Jarrett is also well aware that this race has pretty much belonged to the forces of Dale Earnhardt Enterprises in the recent past. Dale Earnhardt Jr. won last year's 500, while DEI teammate Michael Waltrip won in 2001 and 2003. The same two ran first and second in one of the qualifying races on Thursday.

"You can't take away the fact of what DEI has done here over the years," Jarrett said. "I'm sure when we get into drafting situations, Junior and Michael are both very good in those situations, but I'm not sure that the dominance that they've shown is going to be there."

The sentimental favorite in the 500 has to be veteran Rusty Wallace, who is making his final run in the race as he starts a farewell tour. Wallace started racing Winston Cup full-time in 1984.

"I've got this one more shot,'' Wallace said. "I've tried my whole life. I've told my crew when I get back here to Daytona, I'd better have the best car I've ever had in my life. We've tried, but we're going to have to try harder than I've ever tried.

"The Daytona 500 is still the granddaddy of them all. It's a race that I haven't won and I'm going to try my darndest to win it."
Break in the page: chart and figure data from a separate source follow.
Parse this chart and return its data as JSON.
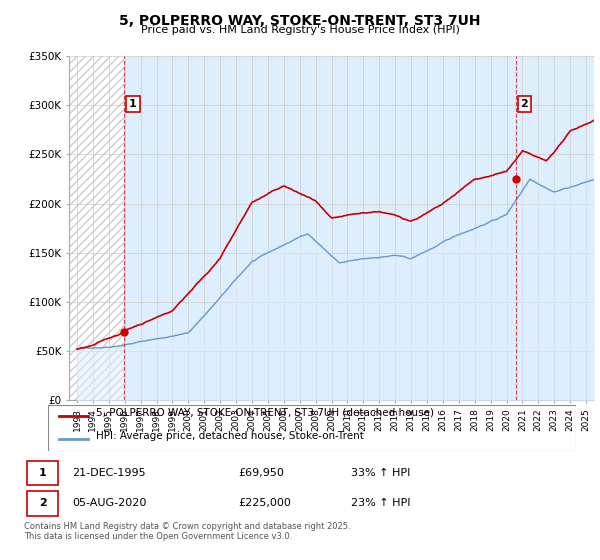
{
  "title": "5, POLPERRO WAY, STOKE-ON-TRENT, ST3 7UH",
  "subtitle": "Price paid vs. HM Land Registry's House Price Index (HPI)",
  "legend_line1": "5, POLPERRO WAY, STOKE-ON-TRENT, ST3 7UH (detached house)",
  "legend_line2": "HPI: Average price, detached house, Stoke-on-Trent",
  "footer": "Contains HM Land Registry data © Crown copyright and database right 2025.\nThis data is licensed under the Open Government Licence v3.0.",
  "annotation1_label": "1",
  "annotation1_date": "21-DEC-1995",
  "annotation1_price": "£69,950",
  "annotation1_hpi": "33% ↑ HPI",
  "annotation2_label": "2",
  "annotation2_date": "05-AUG-2020",
  "annotation2_price": "£225,000",
  "annotation2_hpi": "23% ↑ HPI",
  "sale1_year": 1995.97,
  "sale1_price": 69950,
  "sale2_year": 2020.58,
  "sale2_price": 225000,
  "price_line_color": "#cc0000",
  "hpi_line_color": "#6699cc",
  "hpi_fill_color": "#ddeeff",
  "hatch_color": "#cccccc",
  "grid_color": "#cccccc",
  "annotation_box_color": "#cc0000",
  "ylim_min": 0,
  "ylim_max": 350000,
  "ytick_values": [
    0,
    50000,
    100000,
    150000,
    200000,
    250000,
    300000,
    350000
  ],
  "ytick_labels": [
    "£0",
    "£50K",
    "£100K",
    "£150K",
    "£200K",
    "£250K",
    "£300K",
    "£350K"
  ],
  "xlim_min": 1992.5,
  "xlim_max": 2025.5,
  "xtick_years": [
    1993,
    1994,
    1995,
    1996,
    1997,
    1998,
    1999,
    2000,
    2001,
    2002,
    2003,
    2004,
    2005,
    2006,
    2007,
    2008,
    2009,
    2010,
    2011,
    2012,
    2013,
    2014,
    2015,
    2016,
    2017,
    2018,
    2019,
    2020,
    2021,
    2022,
    2023,
    2024,
    2025
  ],
  "hatch_end_year": 1995.97
}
Kevin Harvick, who was second in yesterday's Busch Series race at the Speedway, is one of a big pack of drivers who says he feels confident that he can still win the Daytona 500.

"We've got a good car and I finished fourth with it here in 2003, so I'm not concerned about that at all," Harvick said. "Everybody wants to win in every race we run, but in the Daytona 500, I think we all push just a little bit harder."